In 1997, I wrote a piece about turntablism for Born Magazine called “Band of the Hand.” Years later, I wrote a related piece for Milemarker‘s now defunct Media Reader magazine, called “firstname.lastname@example.org: The Postmodern Turn in the Commodification of Music.” I’ve been revisiting, remixing, and revising these previous thesis pieces ever since. I eventually combined the two and posted them here, but I’ve also written other things that spin off from their shared trajectories.
This week, I am proud to be guest-tweeting for Mark America’s remixthebook (Univeristy of Minnesota Press, 2011). In addition, I posted a piece on the remixthebook site. remixthebook and its attendant activities situate the mash-up as a defining cultural activity in the digital age. With that in mind, I tried to go back to the writings above and update them using pieces of relevant things I’ve written since. If you will, my post is a metamix of thoughts and things I’ve written about remix in the past decade and a half or so, pieces which also represent material from my other book-in-progress, Hip-hop Theory: The Blueprint to 21st Century Culture. It’s a sample-heavy essay that aims to illustrate the point.
Here are a few excerpts:
Culture as meaning-making requires participation. In addition to the communication processes of encoding and decoding, we now participate in recoding culture. Using allusions in our conversation, writing, and other practices engages us in culture creation as well as consumption. The sampling and remixing practices of Hip-hop exemplify this idea more explicitly than any other activity. Chambers wrote, “In readily accessed electronic archives, in the magnetic memory banks of records, films, tapes and videos, different cultures can be revisited, re-vived, re-cycled, re-presented” (p. 193). Current culture is a mix of media and speech, alluded to, appropriated from, and mixed with archival artifacts and acts.
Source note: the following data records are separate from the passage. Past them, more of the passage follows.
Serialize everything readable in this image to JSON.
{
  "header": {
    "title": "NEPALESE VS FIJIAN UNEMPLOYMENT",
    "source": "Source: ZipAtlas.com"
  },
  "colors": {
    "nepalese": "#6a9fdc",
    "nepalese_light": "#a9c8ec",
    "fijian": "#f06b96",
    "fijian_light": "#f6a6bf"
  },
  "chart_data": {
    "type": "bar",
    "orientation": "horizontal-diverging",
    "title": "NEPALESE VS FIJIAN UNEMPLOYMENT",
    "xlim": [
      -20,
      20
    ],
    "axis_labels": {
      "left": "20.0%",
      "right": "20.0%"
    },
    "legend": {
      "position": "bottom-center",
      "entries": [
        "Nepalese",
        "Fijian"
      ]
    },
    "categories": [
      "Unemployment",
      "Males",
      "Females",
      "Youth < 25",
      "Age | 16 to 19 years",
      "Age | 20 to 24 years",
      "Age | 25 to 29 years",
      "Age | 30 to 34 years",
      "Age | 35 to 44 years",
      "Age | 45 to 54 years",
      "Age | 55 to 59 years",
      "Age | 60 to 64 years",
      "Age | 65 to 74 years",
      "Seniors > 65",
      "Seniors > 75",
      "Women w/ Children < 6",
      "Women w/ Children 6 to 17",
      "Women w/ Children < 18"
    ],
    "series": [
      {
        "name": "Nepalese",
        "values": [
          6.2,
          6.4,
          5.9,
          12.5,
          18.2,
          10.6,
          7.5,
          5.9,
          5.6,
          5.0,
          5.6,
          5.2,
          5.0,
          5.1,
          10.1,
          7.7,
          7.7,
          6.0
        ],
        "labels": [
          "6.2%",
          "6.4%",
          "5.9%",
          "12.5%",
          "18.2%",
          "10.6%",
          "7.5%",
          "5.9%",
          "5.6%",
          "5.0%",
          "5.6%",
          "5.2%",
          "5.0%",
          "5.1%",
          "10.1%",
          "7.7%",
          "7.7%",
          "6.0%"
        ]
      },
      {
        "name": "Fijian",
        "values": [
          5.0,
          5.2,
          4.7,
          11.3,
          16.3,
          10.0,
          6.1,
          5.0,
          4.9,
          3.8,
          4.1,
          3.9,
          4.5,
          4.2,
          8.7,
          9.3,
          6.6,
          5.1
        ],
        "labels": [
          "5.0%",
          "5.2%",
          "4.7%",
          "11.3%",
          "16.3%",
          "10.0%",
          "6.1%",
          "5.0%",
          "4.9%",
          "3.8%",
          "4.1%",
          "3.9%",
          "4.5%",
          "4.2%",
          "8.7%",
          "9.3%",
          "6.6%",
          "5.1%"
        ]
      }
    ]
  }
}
We use numerous allusions to pop culture texts in everyday discourse, what Roth-Gordon calls “conversational sampling.” Allusions, even as direct samples or quotations, create new meanings. Each form is a variation of the one that came before. Lidchi wrote, “Viewing objects as palimpsests of meaning allows one to incorporate a rich and complex social history into the contemporary analysis of the object.” It is through use that we come to know them. Technology is not likely to slow its expanse into every aspect of our lives and culture, and with it, the reconfiguration of cultural artifacts is also not likely to stem. Allusions – in the many forms discussed above and many more yet to come – are going to become a larger and larger part of our cultural vocabulary. Seeing them as such is the first step in understanding where we are headed.
Rasmussen wrote, “there is no ‘correct’ way to categorise [sic] the increasing diversity of communication modes inscribed by the media technologies. Categories depend on the nature of the cultural phenomena one wants to investigate.” Quotation, appropriation, reference, and remix comprise twenty first century culture. From our technology and media to our clothes and conversations, ours is now a culture of allusion. As Schwartz so poetically put it: “Whatever artists do, they are held in the loose but loving embrace of artists past.” Would that it were so.